For additive blending it’s simply:

pixel_color = (1 * source_color + 1 * dest_color)

While for normal alpha blend it’s:

pixel_color = (source_alpha * source_color + (1-source_alpha) * dest_color)

So, in order to combine the two, we can precompute and output:

source_color.rgb = (particle_alpha * particle_color.rgb)

from the pixel shader and set the 1.0 as source factor (the so-called “premultiplied alpha”). For the second part though, we merely multiply the required blend ratio (0…1, i.e., how much additive vs. normal) by the particle transparency and return it as the alpha channel from the pixel shader, then set the dest_factor to be (1 – source_alpha).

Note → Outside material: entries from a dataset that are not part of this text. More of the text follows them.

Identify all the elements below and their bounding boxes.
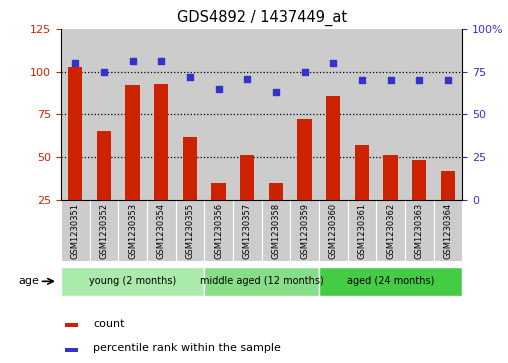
Text: GSM1230355: GSM1230355 (185, 203, 195, 259)
Point (186, 74, 194, 80)
Bar (405, 29, 434, 200)
Text: GSM1230363: GSM1230363 (415, 203, 424, 259)
Bar (204, 266, 319, 296)
Bar (240, 155, 255, 242)
Bar (147, 29, 176, 200)
Point (157, 58, 166, 64)
Text: GSM1230360: GSM1230360 (329, 203, 338, 259)
Bar (384, 155, 398, 242)
Bar (204, 200, 233, 261)
Bar (147, 200, 176, 261)
Text: middle aged (12 months): middle aged (12 months) (200, 276, 324, 286)
Bar (176, 200, 204, 261)
Text: count: count (93, 318, 124, 329)
Text: GSM1230357: GSM1230357 (243, 203, 252, 259)
Point (214, 86, 223, 92)
Bar (65, 323, 78, 327)
Point (243, 76, 251, 81)
Bar (211, 183, 226, 242)
Bar (89, 29, 118, 200)
Bar (262, 29, 290, 200)
Bar (118, 29, 147, 200)
Text: GSM1230354: GSM1230354 (157, 203, 166, 259)
Point (129, 58, 137, 64)
Bar (441, 171, 455, 242)
Bar (347, 29, 376, 200)
Point (387, 77, 395, 83)
Bar (262, 200, 290, 261)
Bar (412, 160, 426, 242)
Bar (125, 85, 140, 242)
Bar (319, 29, 347, 200)
Text: GSM1230352: GSM1230352 (100, 203, 109, 259)
Bar (65, 348, 78, 352)
Text: GSM1230359: GSM1230359 (300, 203, 309, 259)
Bar (347, 200, 376, 261)
Point (358, 77, 366, 83)
Bar (326, 95, 340, 242)
Title: GDS4892 / 1437449_at: GDS4892 / 1437449_at (177, 10, 346, 26)
Point (444, 77, 452, 83)
Text: age: age (18, 276, 39, 286)
Text: percentile rank within the sample: percentile rank within the sample (93, 343, 281, 353)
Text: GSM1230356: GSM1230356 (214, 203, 223, 259)
Bar (118, 200, 147, 261)
Bar (154, 83, 169, 242)
Bar (376, 200, 405, 261)
Bar (183, 136, 197, 242)
Point (272, 89, 280, 95)
Bar (319, 200, 347, 261)
Bar (355, 145, 369, 242)
Point (71, 60, 79, 66)
Text: GSM1230351: GSM1230351 (71, 203, 80, 259)
Bar (61, 266, 204, 296)
Bar (319, 266, 462, 296)
Bar (89, 200, 118, 261)
Bar (405, 200, 434, 261)
Bar (61, 29, 89, 200)
Bar (233, 29, 262, 200)
Bar (434, 29, 462, 200)
Point (415, 77, 423, 83)
Bar (68, 66, 82, 242)
Bar (97, 131, 111, 242)
Text: GSM1230353: GSM1230353 (128, 203, 137, 259)
Point (100, 69, 108, 75)
Text: aged (24 months): aged (24 months) (347, 276, 434, 286)
Bar (61, 200, 89, 261)
Bar (290, 29, 319, 200)
Point (301, 69, 309, 75)
Text: GSM1230358: GSM1230358 (271, 203, 280, 259)
Bar (434, 200, 462, 261)
Text: GSM1230362: GSM1230362 (386, 203, 395, 259)
Bar (290, 200, 319, 261)
Text: GSM1230364: GSM1230364 (443, 203, 453, 259)
Bar (298, 119, 312, 242)
Bar (376, 29, 405, 200)
Point (329, 60, 337, 66)
Text: young (2 months): young (2 months) (89, 276, 176, 286)
Bar (269, 183, 283, 242)
Bar (233, 200, 262, 261)
Bar (204, 29, 233, 200)
Bar (176, 29, 204, 200)
Text: GSM1230361: GSM1230361 (358, 203, 366, 259)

The result is that although the fire is not as blown-up-white-hot as the original design, it does blend very well even against even the most ridiculous backgrounds, which you can see in this image:

fig6_different_bg

Other changes

How fire colors work has also been tweaked a bit. The new fire uses the primary color property for the flame and then secondary color for those tiny sparks that you can see coming off the top, as seen in this image:

fig5_fires

Your spawn forcefield is now entirely a particle effect. Even the sphere around the character – it’s just a particle system that spawns several circles on top of the character and offsets the particles toward the camera a little bit so that the particles appear on top of the character.

We’ll deal with explosions in a separate update that is soon to follow; currently it remains “programmer’s art” by yours truly, but it’s being reworked as I’m writing this. Also we’re likely going to repaint the forcefield texture a little bit (but don’t expect anything drastic, at least for now).

You can start playing with the new particle effects right now in ROBLOX Studio. Enjoy.